I learned how to dance today! It reminded me of my COCC days, when a female officer ORDERED me to slow-dance with her, just to get me to learn the steps. I enjoyed it, though... we talked about how "unethical" her boyfriend was while the DJ played the track and lowered the lights. Today was not as romantic - my friend Maggie played "Give It To Me" on her cellphone and I was "picking up what she was putting down," as CSI's Warwick Brown would say. A fellow trainee later confessed that he recorded the scene on video using his phone, and I have to say I still dance horribly.

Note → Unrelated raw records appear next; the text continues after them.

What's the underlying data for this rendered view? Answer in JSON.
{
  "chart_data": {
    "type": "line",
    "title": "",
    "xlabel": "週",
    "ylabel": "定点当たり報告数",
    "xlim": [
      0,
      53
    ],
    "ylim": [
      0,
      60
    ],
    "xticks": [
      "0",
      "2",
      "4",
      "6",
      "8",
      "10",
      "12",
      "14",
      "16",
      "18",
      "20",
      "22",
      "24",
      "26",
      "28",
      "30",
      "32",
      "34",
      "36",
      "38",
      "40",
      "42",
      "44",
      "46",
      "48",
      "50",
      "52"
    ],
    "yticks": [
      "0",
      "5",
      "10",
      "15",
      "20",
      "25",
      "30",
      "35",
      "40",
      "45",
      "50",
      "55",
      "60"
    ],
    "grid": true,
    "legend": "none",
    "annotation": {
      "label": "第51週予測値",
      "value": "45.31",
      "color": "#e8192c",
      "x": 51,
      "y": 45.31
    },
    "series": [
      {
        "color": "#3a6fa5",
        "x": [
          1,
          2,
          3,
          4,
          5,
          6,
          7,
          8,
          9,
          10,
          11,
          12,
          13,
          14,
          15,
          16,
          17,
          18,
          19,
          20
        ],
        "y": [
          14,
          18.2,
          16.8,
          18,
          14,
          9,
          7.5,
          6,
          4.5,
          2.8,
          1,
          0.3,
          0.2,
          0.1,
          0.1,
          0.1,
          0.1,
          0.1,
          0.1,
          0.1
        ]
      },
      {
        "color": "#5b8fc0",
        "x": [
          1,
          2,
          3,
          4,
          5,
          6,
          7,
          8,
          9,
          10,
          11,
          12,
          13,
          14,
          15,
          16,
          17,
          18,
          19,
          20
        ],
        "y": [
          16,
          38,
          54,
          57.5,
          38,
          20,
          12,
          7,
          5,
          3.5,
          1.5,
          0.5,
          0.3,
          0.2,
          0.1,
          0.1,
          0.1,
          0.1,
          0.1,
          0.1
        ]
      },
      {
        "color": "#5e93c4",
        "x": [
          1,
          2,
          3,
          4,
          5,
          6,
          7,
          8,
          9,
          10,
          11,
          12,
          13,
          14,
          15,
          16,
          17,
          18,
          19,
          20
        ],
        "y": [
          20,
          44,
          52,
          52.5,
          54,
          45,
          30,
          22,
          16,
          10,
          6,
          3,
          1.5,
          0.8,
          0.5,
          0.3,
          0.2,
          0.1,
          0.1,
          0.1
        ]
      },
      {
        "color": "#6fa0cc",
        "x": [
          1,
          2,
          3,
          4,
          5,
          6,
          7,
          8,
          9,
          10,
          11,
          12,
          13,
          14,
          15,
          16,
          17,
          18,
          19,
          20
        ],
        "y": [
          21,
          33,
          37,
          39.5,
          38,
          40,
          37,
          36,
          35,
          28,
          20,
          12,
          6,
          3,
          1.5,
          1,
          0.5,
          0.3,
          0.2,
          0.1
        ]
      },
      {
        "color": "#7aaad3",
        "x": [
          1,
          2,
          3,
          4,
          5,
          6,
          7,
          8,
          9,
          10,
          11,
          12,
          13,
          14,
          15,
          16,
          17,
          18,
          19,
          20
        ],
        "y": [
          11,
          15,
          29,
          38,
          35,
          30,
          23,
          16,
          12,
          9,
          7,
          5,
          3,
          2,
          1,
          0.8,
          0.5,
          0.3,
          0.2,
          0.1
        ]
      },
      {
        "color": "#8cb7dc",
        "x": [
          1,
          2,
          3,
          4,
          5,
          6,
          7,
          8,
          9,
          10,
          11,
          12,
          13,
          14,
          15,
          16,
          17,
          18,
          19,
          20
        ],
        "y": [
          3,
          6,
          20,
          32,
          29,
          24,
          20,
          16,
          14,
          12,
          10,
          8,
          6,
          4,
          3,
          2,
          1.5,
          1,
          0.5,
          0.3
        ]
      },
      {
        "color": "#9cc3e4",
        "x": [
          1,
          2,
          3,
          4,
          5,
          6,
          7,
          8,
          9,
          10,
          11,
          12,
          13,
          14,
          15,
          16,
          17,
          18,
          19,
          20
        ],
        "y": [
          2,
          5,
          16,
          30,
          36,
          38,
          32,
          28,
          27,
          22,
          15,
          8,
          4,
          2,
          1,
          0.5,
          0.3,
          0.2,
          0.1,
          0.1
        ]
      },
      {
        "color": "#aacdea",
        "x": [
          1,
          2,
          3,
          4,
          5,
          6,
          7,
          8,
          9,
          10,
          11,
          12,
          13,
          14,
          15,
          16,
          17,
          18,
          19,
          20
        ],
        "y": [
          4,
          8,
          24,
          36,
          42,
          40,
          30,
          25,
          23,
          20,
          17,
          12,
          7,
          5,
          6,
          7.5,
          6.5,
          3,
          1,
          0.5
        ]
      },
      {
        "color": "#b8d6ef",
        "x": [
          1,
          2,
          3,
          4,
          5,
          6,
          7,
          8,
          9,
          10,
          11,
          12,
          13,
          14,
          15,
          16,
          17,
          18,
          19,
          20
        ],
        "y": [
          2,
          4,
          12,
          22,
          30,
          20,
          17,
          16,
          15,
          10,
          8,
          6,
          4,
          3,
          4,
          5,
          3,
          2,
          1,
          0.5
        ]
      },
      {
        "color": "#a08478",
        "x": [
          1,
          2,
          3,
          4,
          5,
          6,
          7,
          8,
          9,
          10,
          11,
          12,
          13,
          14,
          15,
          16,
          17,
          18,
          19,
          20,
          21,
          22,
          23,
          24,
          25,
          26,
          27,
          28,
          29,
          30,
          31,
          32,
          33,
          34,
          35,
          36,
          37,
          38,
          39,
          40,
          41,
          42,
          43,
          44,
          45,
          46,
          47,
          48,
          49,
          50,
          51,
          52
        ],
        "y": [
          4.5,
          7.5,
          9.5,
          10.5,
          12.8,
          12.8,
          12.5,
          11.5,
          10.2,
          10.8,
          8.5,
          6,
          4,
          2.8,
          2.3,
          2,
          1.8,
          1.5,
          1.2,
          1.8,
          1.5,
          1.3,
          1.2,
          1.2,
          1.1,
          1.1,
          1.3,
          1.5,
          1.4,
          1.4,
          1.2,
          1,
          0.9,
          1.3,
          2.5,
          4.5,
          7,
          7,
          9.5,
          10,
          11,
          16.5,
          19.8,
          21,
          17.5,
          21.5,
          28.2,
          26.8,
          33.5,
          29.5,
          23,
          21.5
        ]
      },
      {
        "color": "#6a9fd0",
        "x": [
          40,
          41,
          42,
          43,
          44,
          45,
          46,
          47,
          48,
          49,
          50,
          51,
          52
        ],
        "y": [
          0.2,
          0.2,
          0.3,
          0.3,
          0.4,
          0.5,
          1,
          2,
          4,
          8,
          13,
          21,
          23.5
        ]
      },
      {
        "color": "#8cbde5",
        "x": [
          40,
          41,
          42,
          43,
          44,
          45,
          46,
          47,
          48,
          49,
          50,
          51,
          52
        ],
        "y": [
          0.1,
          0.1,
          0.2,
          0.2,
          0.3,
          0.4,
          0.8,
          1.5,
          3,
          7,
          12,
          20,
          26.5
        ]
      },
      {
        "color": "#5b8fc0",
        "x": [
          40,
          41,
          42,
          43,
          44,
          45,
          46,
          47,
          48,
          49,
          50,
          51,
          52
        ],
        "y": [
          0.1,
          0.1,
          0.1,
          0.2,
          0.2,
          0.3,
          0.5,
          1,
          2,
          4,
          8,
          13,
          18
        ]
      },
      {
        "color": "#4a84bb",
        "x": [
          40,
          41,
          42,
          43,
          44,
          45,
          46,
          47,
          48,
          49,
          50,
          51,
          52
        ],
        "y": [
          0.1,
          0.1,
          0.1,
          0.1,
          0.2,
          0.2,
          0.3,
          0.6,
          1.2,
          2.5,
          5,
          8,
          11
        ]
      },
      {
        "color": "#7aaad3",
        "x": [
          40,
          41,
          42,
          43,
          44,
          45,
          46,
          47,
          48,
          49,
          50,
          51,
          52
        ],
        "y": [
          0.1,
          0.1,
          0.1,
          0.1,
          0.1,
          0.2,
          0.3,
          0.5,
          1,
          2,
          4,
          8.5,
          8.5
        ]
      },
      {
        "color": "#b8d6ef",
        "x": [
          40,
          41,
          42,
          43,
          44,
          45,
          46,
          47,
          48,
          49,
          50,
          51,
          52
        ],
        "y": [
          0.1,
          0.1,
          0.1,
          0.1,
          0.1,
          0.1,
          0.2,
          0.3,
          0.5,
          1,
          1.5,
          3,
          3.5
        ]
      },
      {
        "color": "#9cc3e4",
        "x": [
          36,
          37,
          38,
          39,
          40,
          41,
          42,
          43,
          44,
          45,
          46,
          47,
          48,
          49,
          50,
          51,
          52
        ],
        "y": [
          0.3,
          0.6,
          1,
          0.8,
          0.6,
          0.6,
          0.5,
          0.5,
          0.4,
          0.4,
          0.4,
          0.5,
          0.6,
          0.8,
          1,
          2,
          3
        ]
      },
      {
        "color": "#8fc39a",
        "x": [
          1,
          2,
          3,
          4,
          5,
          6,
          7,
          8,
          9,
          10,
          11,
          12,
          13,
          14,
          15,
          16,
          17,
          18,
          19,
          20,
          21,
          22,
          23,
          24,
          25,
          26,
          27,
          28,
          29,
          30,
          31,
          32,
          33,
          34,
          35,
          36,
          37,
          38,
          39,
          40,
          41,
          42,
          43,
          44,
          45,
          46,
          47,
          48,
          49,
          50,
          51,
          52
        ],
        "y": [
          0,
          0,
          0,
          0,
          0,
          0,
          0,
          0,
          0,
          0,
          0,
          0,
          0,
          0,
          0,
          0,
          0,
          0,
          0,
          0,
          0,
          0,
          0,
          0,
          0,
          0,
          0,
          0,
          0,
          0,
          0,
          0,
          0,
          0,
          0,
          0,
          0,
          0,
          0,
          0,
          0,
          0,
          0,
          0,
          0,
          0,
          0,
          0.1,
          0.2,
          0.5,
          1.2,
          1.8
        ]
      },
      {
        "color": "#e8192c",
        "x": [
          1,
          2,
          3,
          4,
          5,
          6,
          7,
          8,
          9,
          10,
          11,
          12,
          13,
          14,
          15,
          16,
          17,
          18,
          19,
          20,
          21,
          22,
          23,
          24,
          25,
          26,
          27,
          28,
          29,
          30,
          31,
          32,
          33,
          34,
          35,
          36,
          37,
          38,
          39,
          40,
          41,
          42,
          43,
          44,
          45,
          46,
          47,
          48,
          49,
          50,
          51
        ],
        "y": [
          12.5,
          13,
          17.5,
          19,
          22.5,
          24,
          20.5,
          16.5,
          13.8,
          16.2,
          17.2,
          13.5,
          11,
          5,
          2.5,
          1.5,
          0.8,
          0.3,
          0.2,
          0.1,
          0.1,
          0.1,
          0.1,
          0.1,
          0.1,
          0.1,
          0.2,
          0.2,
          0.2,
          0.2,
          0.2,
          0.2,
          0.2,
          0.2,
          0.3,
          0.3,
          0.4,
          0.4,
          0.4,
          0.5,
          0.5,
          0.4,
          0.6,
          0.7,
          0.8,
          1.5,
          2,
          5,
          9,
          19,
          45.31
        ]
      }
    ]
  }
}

Speaking of CSI, my soon-to-be-CEO friend AA was excited to watch the CSI episode after shift today. If she had a DVD player, I would have lent her my CSI Season 5 DVD collection. Maybe I can save enough money by her next birthday to give her a DVD player. Anyway, we shared a pet peeve today: slowly becoming obligated to provide for immediate family members. Even though we both like to give to our parents and siblings, we would like to remind anyone who cares that we're not responsible for them.
I got my work ID AND my social security ID today! I am totally institutionalized now. Ha! My fellow trainee Gene (who is actually a trainer reassigned to our account) tells me that I don't match the exact profile of a priest, anyway - even though I communicate well. Thanks, Gene. You're the first person I know who DID NOT agree that I should be in the Lord's service. You're also one of the few friends who combine truthfulness and bluntness in a fetching package. Thanks for the encouragement that "there is a future for me waiting once I go in Production." I'll keep that in mind. And yes, the Apostle Paul reminds us that there are many troubles in marriage, and he wants to spare us from this (1 Corinthians 7:28). And Jesus said marriage is only for people on Earth. That's why we say, "'Til death do us part" (Luke 20:34). 1 Corinthians Chapter 7 contains Paul's "suggestions" on marriage based on God-given wisdom.
I made a toast (with a can of Coke) to the successes and failures of the past few weeks of training. I celebrated with a half-eaten packet of cornick and a few bites of a granola bar. Even though it doesn't take a lot to make me happy - I actually enjoy small snack celebrations like this - I don't know why, but I feel like crap. Something tells me it has something to do with the unwritten rule pervading throughout the day. I resist the cliche' of walking home in the rain, but I had to buy stuff at 7-11 - where the last lyrics of an alt-rock love song played in the background. I listen to it and I remember my theory of infatuation (formulated during my informal "case study" with my "partner" during high school): Listen to enough love songs, and you'll feel like you're in love with someone - all it takes is finding that "rare breed," according to Bill Cosby - "the one who will understand you." I dismiss the theory. I go to my room and brood better than Horatio Caine in CSI:Miami. If I ever met the girl who would understand me, she and I would agree that she deserves a lot better than a brooding priest.